Hartmann has gifted us with a compelling thriller. In this craven moment of terror and right-wing treachery, The Truth About Fire combines powerful reality with astonishing drama. Riveting from first page to last, everyone interested in love and death, lust, bigotry, and courage, will be moved by these people, these events, this haunting, important book.
—Blanche Wiesen Cook, Author of Eleanor Roosevelt, Volumes I and II
For anyone who’s remained ignorant about the international Right, Hartmann’s beautifully paced thriller will come as a revelation. That it is also an exquisitely rendered novel about mothers and daughter, about marriages tumbling down and women tumbling upward into a pained empowerment makes it something truly special.
—Anthony Giardina, Author of Recent History and White Guys 
Hartmann has imbued a story about militia-types and religious fanatics with the dualities and contradictions of human emotion.

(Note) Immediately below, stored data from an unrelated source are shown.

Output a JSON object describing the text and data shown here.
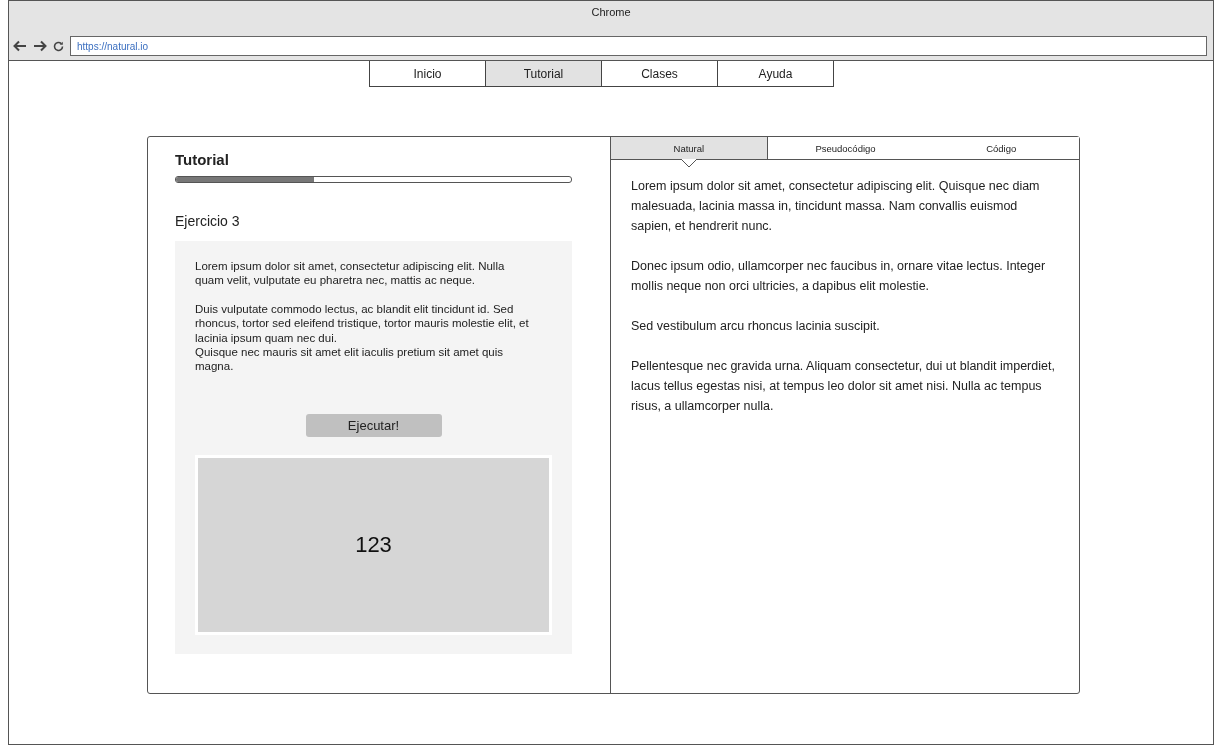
{
  "window": {
    "title": "Chrome"
  },
  "address_bar": {
    "url": "https://natural.io"
  },
  "nav": [
    {
      "label": "Inicio",
      "selected": false
    },
    {
      "label": "Tutorial",
      "selected": true
    },
    {
      "label": "Clases",
      "selected": false
    },
    {
      "label": "Ayuda",
      "selected": false
    }
  ],
  "tutorial": {
    "title": "Tutorial",
    "progress": {
      "level": 0.35
    },
    "exercise_title": "Ejercicio 3",
    "paragraphs": [
      "Lorem ipsum dolor sit amet, consectetur adipiscing elit. Nulla quam velit, vulputate eu pharetra nec, mattis ac neque.",
      "Duis vulputate commodo lectus, ac blandit elit tincidunt id. Sed rhoncus, tortor sed eleifend tristique, tortor mauris molestie elit, et lacinia ipsum quam nec dui.\nQuisque nec mauris sit amet elit iaculis pretium sit amet quis magna."
    ],
    "run_button": "Ejecutar!",
    "output": "123"
  },
  "explanation": {
    "tabs": [
      {
        "label": "Natural",
        "selected": true
      },
      {
        "label": "Pseudocódigo",
        "selected": false
      },
      {
        "label": "Código",
        "selected": false
      }
    ],
    "paragraphs": [
      "Lorem ipsum dolor sit amet, consectetur adipiscing elit. Quisque nec diam malesuada, lacinia massa in, tincidunt massa. Nam convallis euismod sapien, et hendrerit nunc.",
      "Donec ipsum odio, ullamcorper nec faucibus in, ornare vitae lectus. Integer mollis neque non orci ultricies, a dapibus elit molestie.",
      "Sed vestibulum arcu rhoncus lacinia suscipit.",
      "Pellentesque nec gravida urna. Aliquam consectetur, dui ut blandit imperdiet, lacus tellus egestas nisi, at tempus leo dolor sit amet nisi. Nulla ac tempus risus, a ullamcorper nulla."
    ]
  }
}
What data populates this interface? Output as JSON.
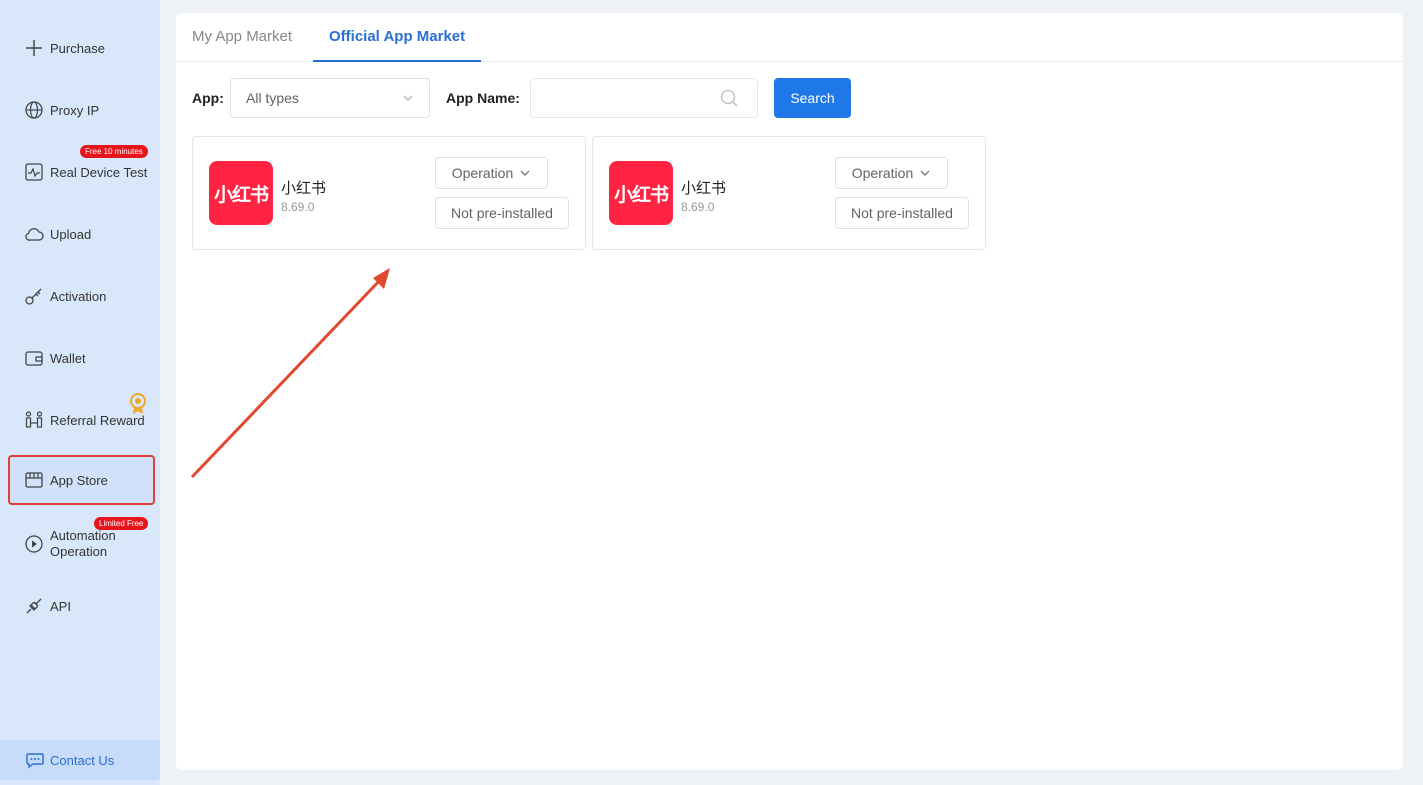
{
  "sidebar": {
    "items": [
      {
        "label": "Purchase",
        "icon": "plus-icon"
      },
      {
        "label": "Proxy IP",
        "icon": "globe-icon"
      },
      {
        "label": "Real Device Test",
        "icon": "device-test-icon",
        "badge": "Free 10 minutes"
      },
      {
        "label": "Upload",
        "icon": "cloud-upload-icon"
      },
      {
        "label": "Activation",
        "icon": "key-icon"
      },
      {
        "label": "Wallet",
        "icon": "wallet-icon"
      },
      {
        "label": "Referral Reward",
        "icon": "referral-icon"
      },
      {
        "label": "App Store",
        "icon": "store-icon",
        "active": true
      },
      {
        "label": "Automation Operation",
        "icon": "play-circle-icon",
        "badge": "Limited Free"
      },
      {
        "label": "API",
        "icon": "plug-icon"
      }
    ],
    "contact_label": "Contact Us"
  },
  "tabs": [
    {
      "label": "My App Market",
      "active": false
    },
    {
      "label": "Official App Market",
      "active": true
    }
  ],
  "filters": {
    "app_label": "App:",
    "app_value": "All types",
    "name_label": "App Name:",
    "name_value": "",
    "search_label": "Search"
  },
  "apps": [
    {
      "icon_text": "小红书",
      "name": "小红书",
      "version": "8.69.0",
      "operation_label": "Operation",
      "status_label": "Not pre-installed"
    },
    {
      "icon_text": "小红书",
      "name": "小红书",
      "version": "8.69.0",
      "operation_label": "Operation",
      "status_label": "Not pre-installed"
    }
  ],
  "colors": {
    "accent": "#1f78e8",
    "sidebar_bg": "#d9e7fb",
    "badge": "#e8141c",
    "highlight": "#e0403a",
    "app_icon": "#ff2442"
  }
}
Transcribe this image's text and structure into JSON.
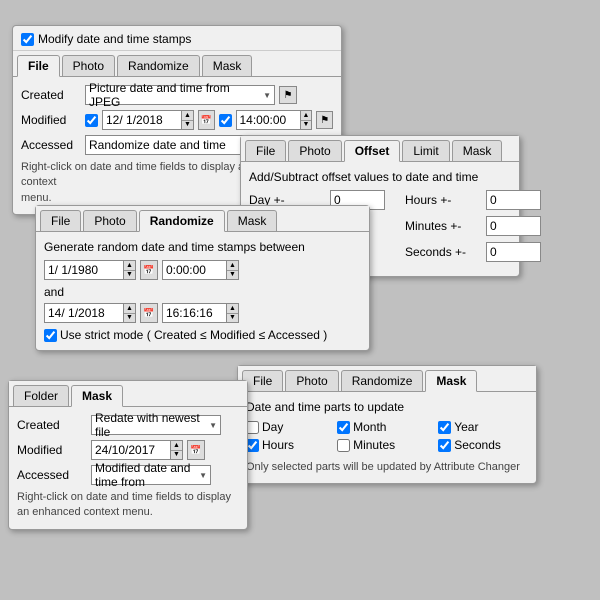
{
  "panel1": {
    "top_checkbox_label": "Modify date and time stamps",
    "tabs": [
      "File",
      "Photo",
      "Randomize",
      "Mask"
    ],
    "active_tab": "File",
    "rows": [
      {
        "label": "Created",
        "value": "Picture date and time from JPEG"
      },
      {
        "label": "Modified"
      },
      {
        "label": "Accessed",
        "value": "Randomize date and time"
      }
    ],
    "modified_date": "12/ 1/2018",
    "modified_time": "14:00:00",
    "note": "Right-click on date and time fields to display an enhanced context\nmenu."
  },
  "panel2": {
    "tabs": [
      "File",
      "Photo",
      "Randomize",
      "Mask"
    ],
    "active_tab": "Randomize",
    "title": "Generate random date and time stamps between",
    "date1": "1/ 1/1980",
    "time1": "0:00:00",
    "date2": "14/ 1/2018",
    "time2": "16:16:16",
    "strict_mode_label": "Use strict mode ( Created ≤ Modified ≤ Accessed )"
  },
  "panel3": {
    "tabs": [
      "File",
      "Photo",
      "Offset",
      "Limit",
      "Mask"
    ],
    "active_tab": "Offset",
    "title": "Add/Subtract offset values to date and time",
    "fields": [
      {
        "label": "Day +-",
        "value": "0"
      },
      {
        "label": "Hours +-",
        "value": "0"
      },
      {
        "label": "Minutes +-",
        "value": "0"
      },
      {
        "label": "Seconds +-",
        "value": "0"
      }
    ]
  },
  "panel4": {
    "tabs": [
      "File",
      "Photo",
      "Randomize",
      "Mask"
    ],
    "active_tab": "Mask",
    "title": "Date and time parts to update",
    "checkboxes": [
      {
        "label": "Day",
        "checked": false
      },
      {
        "label": "Month",
        "checked": true
      },
      {
        "label": "Year",
        "checked": true
      },
      {
        "label": "Hours",
        "checked": true
      },
      {
        "label": "Minutes",
        "checked": false
      },
      {
        "label": "Seconds",
        "checked": true
      }
    ],
    "note": "Only selected parts will be updated by Attribute Changer"
  },
  "panel5": {
    "tabs": [
      "Folder",
      "Mask"
    ],
    "active_tab": "Mask",
    "rows": [
      {
        "label": "Created",
        "value": "Redate with newest file"
      },
      {
        "label": "Modified",
        "date": "24/10/2017"
      },
      {
        "label": "Accessed",
        "value": "Modified date and time from"
      }
    ],
    "note": "Right-click on date and time fields to display an enhanced context\nmenu."
  }
}
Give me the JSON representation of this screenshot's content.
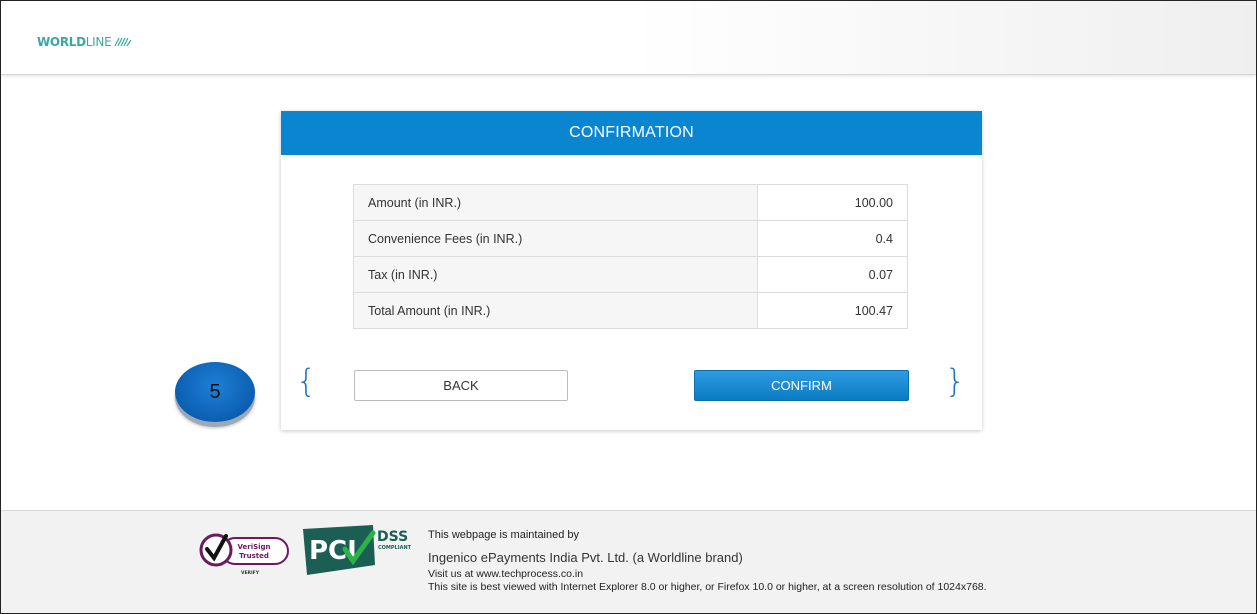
{
  "header": {
    "logo_bold": "WORLD",
    "logo_light": "LINE"
  },
  "card": {
    "title": "CONFIRMATION",
    "rows": [
      {
        "label": "Amount (in INR.)",
        "value": "100.00"
      },
      {
        "label": "Convenience Fees (in INR.)",
        "value": "0.4"
      },
      {
        "label": "Tax (in INR.)",
        "value": "0.07"
      },
      {
        "label": "Total Amount (in INR.)",
        "value": "100.47"
      }
    ],
    "back_label": "BACK",
    "confirm_label": "CONFIRM",
    "brace_left": "{",
    "brace_right": "}"
  },
  "step_badge": {
    "number": "5"
  },
  "footer": {
    "badges": {
      "verisign_line1": "VeriSign",
      "verisign_line2": "Trusted",
      "verisign_line3": "VERIFY",
      "pci_text": "PCI",
      "dss_text": "DSS",
      "compliant_text": "COMPLIANT"
    },
    "maintained_by": "This webpage is maintained by",
    "company": "Ingenico ePayments India Pvt. Ltd. (a Worldline brand)",
    "visit": "Visit us at www.techprocess.co.in",
    "best_viewed": "This site is best viewed with Internet Explorer 8.0 or higher, or Firefox 10.0 or higher, at a screen resolution of 1024x768."
  },
  "colors": {
    "brand_teal": "#3aa8a0",
    "primary_blue": "#0a86d1",
    "badge_blue": "#0b5fb2"
  }
}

The characters may come from today’s headlines, but here love and hate, sin and redemption, spin towards truths less transitory and more fundamental than any news story.
—Leonard Zeskind, MacArthur Fellow and President of the Institute for Research and Education on Human Rights

From Publishers Weekly:

Two unlikely heroines who converge to expose a bioterrorist plot inspired by neo-Nazis and implemented by cultists on Michigan’s Upper Peninsula are the protagonists of this absorbing first novel…Over the course of her compelling tale, Hartmann proves herself an able storyteller, creating fearless, idealistic, knowledgeable and opinionated female characters who make difficult choices and reluctantly get involved in dangerous enterprises to protect themselves, their families and their communities. 
Copyright 2002 Cahners Business Information, Inc.

From Booklist:

This politically charged thriller unfolds through the perspectives of two very different women enmeshed in the same terrifying situation…These well-drawn women lend real drama to a tense, multilayered story. 
Carrie Bissey

From Midwest Book Review:

The Truth About Fire is a chilling novel about Neo-Nazi acts of biological terrorism taking place in modern-day America. A young college woman becomes drawn into the web of an extremist group, and becomes situated on the crossroads of history as she resolves to foil a deadly plot that threatens the destruction of America. The Truth About Fire is an engaging and suspenseful story that firmly hooks the reader’s total attention from first page to last.